Task Addition and Weight Disentanglement in Closed-Vocabulary Models
Adam Hazimeh, Alessandro Favero, Pascal Frossard
TL;DR
The paper investigates editing closed-vocabulary pre-trained image classifiers with task arithmetic, previously demonstrated mainly on open-vocabulary models. It defines task vectors $\tau_t = \theta_{\rm ft}^t - \theta_{\rm pre}$ and applies $\theta_{\rm new} = \theta_{\rm pre} + \sum_t \lambda_t \tau_t$ to fuse tasks, with an upfront head alignment via linear probing for closed settings. The main findings show that weight disentanglement is a general consequence of pre-training and enables effective task addition across supervised, self-supervised, and CLIP-like pre-training, with larger data and model scales enhancing performance. Furthermore, linear probing often matches or rivals task addition as a cheaper baseline, suggesting practical alternatives for multi-task editing in non-language-supervised models. Overall, the work broadens the applicability of task arithmetic to a wider class of pre-trained models and highlights the trade-offs between modularity and computational efficiency in multi-task deployment.
Abstract
Task arithmetic has recently emerged as a promising method for editing pre-trained \textit{open-vocabulary} models, offering a cost-effective alternative to standard multi-task fine-tuning.
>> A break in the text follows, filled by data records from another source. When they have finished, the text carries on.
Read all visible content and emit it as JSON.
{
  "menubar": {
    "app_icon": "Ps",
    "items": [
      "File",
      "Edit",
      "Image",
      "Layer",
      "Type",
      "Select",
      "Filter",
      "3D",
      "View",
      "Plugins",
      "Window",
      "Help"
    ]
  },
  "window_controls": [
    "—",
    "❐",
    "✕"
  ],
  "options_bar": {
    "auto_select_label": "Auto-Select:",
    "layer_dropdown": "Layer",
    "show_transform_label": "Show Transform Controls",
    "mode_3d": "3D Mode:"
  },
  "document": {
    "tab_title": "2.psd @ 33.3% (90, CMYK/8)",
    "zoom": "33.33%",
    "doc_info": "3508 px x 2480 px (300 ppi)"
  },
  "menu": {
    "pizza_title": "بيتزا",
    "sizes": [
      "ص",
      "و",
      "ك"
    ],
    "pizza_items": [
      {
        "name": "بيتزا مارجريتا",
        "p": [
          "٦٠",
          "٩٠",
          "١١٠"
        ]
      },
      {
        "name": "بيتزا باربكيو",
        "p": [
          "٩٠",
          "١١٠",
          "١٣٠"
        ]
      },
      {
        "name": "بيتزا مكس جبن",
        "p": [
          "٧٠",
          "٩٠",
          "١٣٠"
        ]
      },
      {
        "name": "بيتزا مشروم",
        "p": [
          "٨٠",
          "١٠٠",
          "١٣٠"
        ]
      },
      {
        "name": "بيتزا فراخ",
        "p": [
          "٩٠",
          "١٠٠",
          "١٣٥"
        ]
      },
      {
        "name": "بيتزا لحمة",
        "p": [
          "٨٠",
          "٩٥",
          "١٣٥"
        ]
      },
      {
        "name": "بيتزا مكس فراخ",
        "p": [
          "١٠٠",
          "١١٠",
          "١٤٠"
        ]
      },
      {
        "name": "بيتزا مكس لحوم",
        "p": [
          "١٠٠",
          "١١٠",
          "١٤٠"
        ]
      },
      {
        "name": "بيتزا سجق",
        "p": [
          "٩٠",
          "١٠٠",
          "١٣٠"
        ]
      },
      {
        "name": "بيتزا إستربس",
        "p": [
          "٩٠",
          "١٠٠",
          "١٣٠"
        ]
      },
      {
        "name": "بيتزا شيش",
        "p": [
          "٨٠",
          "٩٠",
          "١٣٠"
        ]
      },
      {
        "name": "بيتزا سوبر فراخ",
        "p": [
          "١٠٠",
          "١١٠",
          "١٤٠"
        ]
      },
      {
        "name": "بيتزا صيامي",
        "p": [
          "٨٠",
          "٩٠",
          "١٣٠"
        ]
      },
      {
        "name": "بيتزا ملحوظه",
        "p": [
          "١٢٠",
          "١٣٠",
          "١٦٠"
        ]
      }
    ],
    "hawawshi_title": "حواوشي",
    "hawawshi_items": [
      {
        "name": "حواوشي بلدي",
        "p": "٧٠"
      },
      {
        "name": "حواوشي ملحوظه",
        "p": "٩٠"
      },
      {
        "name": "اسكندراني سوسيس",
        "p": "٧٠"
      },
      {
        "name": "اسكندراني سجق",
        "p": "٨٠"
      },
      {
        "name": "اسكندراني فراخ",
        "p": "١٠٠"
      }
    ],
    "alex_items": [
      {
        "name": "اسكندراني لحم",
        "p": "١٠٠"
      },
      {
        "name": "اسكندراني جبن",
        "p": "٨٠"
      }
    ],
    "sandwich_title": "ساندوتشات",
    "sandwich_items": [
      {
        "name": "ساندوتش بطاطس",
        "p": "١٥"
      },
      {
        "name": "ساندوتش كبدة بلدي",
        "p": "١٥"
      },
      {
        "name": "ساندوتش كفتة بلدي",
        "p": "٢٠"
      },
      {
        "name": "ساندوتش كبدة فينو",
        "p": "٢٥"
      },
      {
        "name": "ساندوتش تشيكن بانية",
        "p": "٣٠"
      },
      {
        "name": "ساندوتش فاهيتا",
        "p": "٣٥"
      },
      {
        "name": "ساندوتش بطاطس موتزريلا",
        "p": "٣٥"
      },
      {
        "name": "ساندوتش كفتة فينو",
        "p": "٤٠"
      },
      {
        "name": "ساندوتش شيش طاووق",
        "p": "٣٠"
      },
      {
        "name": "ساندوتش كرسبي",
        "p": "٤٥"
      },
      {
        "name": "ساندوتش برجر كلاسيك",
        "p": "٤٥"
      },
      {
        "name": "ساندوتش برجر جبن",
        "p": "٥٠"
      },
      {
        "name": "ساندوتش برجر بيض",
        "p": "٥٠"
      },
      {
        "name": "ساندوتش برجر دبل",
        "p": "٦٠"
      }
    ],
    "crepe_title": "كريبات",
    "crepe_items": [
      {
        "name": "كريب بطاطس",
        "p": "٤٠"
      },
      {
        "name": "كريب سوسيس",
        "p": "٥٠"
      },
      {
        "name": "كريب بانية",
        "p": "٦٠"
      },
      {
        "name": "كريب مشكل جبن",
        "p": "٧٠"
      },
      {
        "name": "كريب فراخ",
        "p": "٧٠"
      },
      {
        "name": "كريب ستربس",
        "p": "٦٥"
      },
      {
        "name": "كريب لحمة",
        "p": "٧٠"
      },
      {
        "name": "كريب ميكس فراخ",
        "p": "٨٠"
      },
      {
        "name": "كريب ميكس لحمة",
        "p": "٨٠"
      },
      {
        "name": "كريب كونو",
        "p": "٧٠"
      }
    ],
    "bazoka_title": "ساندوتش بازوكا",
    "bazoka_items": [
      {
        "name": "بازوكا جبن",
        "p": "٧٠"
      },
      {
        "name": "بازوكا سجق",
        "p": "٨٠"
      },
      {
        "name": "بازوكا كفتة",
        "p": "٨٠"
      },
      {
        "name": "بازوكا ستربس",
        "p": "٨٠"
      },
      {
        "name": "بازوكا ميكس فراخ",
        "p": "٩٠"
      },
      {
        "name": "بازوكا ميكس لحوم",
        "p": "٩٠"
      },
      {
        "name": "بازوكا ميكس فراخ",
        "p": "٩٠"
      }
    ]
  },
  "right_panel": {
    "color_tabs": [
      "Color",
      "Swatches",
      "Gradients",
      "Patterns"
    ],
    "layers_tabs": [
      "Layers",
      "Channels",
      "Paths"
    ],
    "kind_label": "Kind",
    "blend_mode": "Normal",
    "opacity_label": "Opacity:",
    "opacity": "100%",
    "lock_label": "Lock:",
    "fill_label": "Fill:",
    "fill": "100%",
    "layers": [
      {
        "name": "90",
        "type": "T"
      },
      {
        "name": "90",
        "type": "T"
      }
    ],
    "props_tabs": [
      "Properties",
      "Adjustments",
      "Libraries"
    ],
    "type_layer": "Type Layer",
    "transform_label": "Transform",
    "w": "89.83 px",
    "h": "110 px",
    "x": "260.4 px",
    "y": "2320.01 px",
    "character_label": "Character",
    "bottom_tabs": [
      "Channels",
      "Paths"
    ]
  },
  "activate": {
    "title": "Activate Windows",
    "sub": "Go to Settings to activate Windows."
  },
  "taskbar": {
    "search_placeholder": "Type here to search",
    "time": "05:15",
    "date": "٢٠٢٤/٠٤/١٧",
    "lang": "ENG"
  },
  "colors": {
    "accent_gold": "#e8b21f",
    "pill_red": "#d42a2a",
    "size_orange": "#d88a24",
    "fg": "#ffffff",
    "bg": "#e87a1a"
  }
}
However, despite the abundance of \textit{closed-vocabulary} models that are not pre-trained with language supervision, applying task arithmetic to these models remains unexplored. In this paper, we deploy and study task addition in closed-vocabulary image classification models. We consider different pre-training schemes and find that \textit{weight disentanglement} -- the property enabling task arithmetic -- is a general consequence of pre-training, as it appears in different pre-trained closed-vocabulary models. In fact, we find that pre-trained closed-vocabulary vision transformers can also be edited with task arithmetic, achieving high task addition performance and enabling the efficient deployment of multi-task models. Finally, we demonstrate that simple linear probing is a competitive baseline to task addition. Overall, our findings expand the applicability of task arithmetic to a broader class of pre-trained models and open the way for more efficient use of pre-trained models in diverse settings.